Michael Cassel sued the lawyers who represented him during mediation for malpractice, breach of fiduciary duty, fraud and breach of contract, alleging that his lawyers improperly induced him to settle for less than he wanted and less than the case was worth. The lawyers moved to exclude all evidence of private attorney-client communications, even though, being the client’s privilege, such communications could be disclosed by the client.
Because the communication occurred during mediation, the California Supreme Court in Cassel v. Superior Court, No. S178914, (Cal. Jan. 13, 2011), interpreted the plain language of Section 1119 of the California Evidence Code and refused to order disclosure stating “[w]e have repeatedly said that these confidentiality provisions are clear and absolute. Except in rare circumstances, they must be strictly applied and do not permit judicially crafted exceptions or limitations, even where competing public policies may be affected… .” (Id. at p. 3)

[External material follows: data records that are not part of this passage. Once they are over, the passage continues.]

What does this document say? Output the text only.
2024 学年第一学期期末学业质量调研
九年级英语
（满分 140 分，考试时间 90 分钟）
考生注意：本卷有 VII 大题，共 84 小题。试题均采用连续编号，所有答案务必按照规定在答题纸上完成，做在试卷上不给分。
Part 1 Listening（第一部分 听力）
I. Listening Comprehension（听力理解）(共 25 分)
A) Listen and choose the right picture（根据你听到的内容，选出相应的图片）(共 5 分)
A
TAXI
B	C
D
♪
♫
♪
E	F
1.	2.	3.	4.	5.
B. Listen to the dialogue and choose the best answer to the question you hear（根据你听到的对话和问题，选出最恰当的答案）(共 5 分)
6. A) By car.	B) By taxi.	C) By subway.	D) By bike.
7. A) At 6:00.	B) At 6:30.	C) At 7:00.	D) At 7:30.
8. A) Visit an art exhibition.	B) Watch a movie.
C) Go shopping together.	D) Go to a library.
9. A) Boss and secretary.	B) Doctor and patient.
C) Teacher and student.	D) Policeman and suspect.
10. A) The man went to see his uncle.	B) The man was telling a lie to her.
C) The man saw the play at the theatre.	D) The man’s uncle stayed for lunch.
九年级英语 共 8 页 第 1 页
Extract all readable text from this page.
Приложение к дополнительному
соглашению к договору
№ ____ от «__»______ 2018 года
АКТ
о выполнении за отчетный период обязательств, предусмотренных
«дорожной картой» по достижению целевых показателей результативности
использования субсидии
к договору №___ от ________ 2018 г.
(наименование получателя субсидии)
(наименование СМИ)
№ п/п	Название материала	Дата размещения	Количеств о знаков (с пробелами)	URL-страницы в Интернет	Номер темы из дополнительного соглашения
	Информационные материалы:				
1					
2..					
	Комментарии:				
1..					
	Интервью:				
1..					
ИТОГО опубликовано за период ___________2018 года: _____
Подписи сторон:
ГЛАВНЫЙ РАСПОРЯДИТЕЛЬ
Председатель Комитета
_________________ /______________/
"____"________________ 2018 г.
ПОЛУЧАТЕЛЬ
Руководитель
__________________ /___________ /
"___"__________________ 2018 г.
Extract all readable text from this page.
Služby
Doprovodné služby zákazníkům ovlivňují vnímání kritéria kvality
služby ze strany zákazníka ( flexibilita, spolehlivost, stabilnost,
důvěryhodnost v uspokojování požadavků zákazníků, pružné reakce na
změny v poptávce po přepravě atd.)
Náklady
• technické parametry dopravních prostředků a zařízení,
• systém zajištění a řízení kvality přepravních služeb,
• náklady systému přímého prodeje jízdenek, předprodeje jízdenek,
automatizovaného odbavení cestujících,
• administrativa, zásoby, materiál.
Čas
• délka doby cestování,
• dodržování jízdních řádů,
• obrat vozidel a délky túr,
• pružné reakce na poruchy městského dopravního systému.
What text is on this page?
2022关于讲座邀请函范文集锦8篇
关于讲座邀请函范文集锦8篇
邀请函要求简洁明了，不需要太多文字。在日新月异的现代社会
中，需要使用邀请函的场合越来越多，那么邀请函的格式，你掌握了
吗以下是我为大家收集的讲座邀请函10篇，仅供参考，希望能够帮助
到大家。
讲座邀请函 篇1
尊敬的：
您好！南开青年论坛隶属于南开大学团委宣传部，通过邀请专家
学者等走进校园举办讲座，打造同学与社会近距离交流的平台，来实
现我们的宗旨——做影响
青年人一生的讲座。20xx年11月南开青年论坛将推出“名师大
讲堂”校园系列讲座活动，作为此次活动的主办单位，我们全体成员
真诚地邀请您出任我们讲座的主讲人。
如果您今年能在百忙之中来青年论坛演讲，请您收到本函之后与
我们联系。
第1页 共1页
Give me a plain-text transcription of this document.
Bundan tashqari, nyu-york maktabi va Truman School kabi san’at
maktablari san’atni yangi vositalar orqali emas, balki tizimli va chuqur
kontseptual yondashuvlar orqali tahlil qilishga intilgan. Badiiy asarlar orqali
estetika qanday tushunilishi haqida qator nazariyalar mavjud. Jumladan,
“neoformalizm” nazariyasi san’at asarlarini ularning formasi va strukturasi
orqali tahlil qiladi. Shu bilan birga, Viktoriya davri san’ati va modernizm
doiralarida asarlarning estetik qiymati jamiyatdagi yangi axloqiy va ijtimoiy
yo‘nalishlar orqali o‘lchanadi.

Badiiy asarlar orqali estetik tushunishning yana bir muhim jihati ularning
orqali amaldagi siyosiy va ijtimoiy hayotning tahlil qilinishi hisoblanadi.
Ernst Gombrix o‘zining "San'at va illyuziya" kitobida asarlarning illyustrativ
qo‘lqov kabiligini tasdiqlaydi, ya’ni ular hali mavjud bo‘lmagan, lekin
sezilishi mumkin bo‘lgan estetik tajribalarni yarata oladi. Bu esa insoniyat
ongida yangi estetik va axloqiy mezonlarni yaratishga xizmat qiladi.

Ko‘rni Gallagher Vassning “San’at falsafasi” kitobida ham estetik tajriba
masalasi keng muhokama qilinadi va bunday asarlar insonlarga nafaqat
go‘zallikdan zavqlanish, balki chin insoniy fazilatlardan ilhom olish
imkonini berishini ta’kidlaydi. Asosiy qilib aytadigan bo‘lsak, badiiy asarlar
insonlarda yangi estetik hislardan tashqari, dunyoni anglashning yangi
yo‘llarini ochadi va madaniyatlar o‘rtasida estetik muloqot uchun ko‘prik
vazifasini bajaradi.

This is a perverse and unjust result dictated by the overly broad and prescriptive language of the statute.
I agree with the concurring opinion:
The court holds today that private communications between an attorney and a client related to mediation remain confidential even in a lawsuit between the two. This holding will effectively shield an attorney’s actions during mediation, including advising the client, from a malpractice action even if those actions are incompetent or even deceptive. (See maj. opn., ante, at p. 28, fn. 11.)…. This is a high price to pay to preserve total confidentiality in the mediation process.
While the Court may have been right to apply the language of the statute as written, I believe this is an example of the Legislature paying attention to only one concern – the benefits of confidential mediation communications – and overlooking possible circumstances when confidentially should NOT be protected. There are better ways to balance the competing interests of protecting mediation confidentiality rather than simply providing that statements made during mediation can never be disclosed.
The Uniform Mediation Act does a better job of balancing the various interests involved. Section 6(a)(6) of the Act specifically exempts information “…sought or offered to prove or disprove a claim or complaint of professional misconduct or malpractice filed against a mediation party, nonparty participant, or representative of a party based on conduct occurring during a mediation….”
Similarly, if mediation is really a profession (it is), then mediators must be liable for their own misconduct. The UMA recognizes this in Section 6(a)(5) which, as in subsection (6), excludes from protection information “sought or offered to prove or disprove a claim or complaint of professional misconduct or malpractice filed against a mediator….”
California’s strict confidentiality approach should not be followed for at least two good reasons. First, as in Cassel, it can and has produced unjust and unfair results. Second, over time such unjust results will result in a backlash giving support to those who would abolish mediation confidentiality entirely.